“Our customers are facing complex challenges
including the need to increase productivity, optimize OPEX conditions, and
minimize downtime, while meeting sustainability goals. Technology that
underpins the entire asset and service lifecycle is therefore key, as
sustainability success depends upon how well you manage and maintain your
enterprise assets,” says Stephan May, CEO of Electrification and Automation at
Siemens Smart Infrastructure. “By adding the IFS suite to Siemens Xcelerator,
our customers are set to benefit from an expanded offering that truly
complements our newly launched Electrification X portfolio.”
Siemens' Electrification X Asset Management
applications now leverage APIs to offer completely automated information flows
- data stemming from IoT sensors and enriched by Siemens’ domain analytics -
for use in IFS’ industry leading AI-powered suite. This allows for triggering
automated work orders, inspection checks, inventory, and spare parts management
for electrical substation critical assets. Customers benefit from a single pane
of glass to view unified data from multiple sources, providing insight into
asset health, alongside enterprise-wide automated workorders, inventories, and
spare part management, all of which saves them costly CAPEX and OPEX. The
unique value proposition lies in IFS's ability to identify the detected asset
anomalies from Siemens' systems, automatically log them, display them in
lobbies, create required tickets, schedule work to the right crew at the right
time, dispatch the operatives, and execute in the field.

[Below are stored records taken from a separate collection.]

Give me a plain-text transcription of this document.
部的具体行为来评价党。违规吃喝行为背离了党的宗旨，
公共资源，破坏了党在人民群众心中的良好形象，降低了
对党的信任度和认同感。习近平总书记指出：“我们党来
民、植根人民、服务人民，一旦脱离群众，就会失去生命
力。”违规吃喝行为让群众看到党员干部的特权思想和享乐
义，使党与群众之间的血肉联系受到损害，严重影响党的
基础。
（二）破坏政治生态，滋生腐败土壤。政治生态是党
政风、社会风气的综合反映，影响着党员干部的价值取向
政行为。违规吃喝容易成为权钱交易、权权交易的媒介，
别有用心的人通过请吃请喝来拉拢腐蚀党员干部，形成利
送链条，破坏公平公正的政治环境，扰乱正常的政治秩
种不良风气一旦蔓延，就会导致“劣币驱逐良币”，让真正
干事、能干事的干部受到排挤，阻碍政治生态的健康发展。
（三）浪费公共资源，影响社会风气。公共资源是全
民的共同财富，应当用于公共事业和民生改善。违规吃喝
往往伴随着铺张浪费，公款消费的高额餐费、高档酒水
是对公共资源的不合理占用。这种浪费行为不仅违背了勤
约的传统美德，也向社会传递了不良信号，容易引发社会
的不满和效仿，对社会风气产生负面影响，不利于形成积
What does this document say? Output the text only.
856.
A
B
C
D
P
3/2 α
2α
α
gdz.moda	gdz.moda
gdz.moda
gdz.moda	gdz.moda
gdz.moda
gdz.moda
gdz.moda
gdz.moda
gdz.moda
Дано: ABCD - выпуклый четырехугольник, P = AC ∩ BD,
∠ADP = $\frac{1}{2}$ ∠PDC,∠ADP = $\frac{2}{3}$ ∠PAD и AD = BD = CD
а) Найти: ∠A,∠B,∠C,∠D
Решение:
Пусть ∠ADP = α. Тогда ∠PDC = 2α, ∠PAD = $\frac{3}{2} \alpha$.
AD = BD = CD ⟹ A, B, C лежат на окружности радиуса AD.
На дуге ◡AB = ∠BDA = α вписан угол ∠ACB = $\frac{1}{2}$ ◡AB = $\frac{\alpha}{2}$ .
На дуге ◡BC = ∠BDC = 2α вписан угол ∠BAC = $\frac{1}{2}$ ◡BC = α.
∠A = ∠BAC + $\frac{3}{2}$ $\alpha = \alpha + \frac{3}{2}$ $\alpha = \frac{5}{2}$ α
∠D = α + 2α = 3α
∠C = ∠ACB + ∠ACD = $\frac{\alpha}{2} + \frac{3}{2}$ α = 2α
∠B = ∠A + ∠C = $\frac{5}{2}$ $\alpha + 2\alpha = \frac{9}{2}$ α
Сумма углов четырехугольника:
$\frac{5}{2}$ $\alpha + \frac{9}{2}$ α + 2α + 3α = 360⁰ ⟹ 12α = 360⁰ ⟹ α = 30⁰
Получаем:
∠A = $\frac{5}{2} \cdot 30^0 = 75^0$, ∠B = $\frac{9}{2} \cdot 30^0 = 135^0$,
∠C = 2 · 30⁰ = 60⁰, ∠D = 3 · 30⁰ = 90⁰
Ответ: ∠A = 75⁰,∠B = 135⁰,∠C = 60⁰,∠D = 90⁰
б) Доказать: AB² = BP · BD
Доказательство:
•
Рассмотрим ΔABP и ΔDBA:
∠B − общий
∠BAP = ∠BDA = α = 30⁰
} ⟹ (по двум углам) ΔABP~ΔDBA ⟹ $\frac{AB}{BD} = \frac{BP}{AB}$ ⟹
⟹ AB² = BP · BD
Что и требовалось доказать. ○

“We are delighted to form part of the
Siemens Xcelerator partner ecosystem,” says James Lewis, Head of Service
Management Business Unit at IFS. “With the end-to-end value of our joint
solution, from issue detection through to resolution, our customers will
benefit from one powerful SaaS application offering fully automated information
flows for AI-enabled health assessments of critical assets, right through to
ensuring service uptime through optimization and scheduling of the field force,
and utilization of assets in electrical substations.”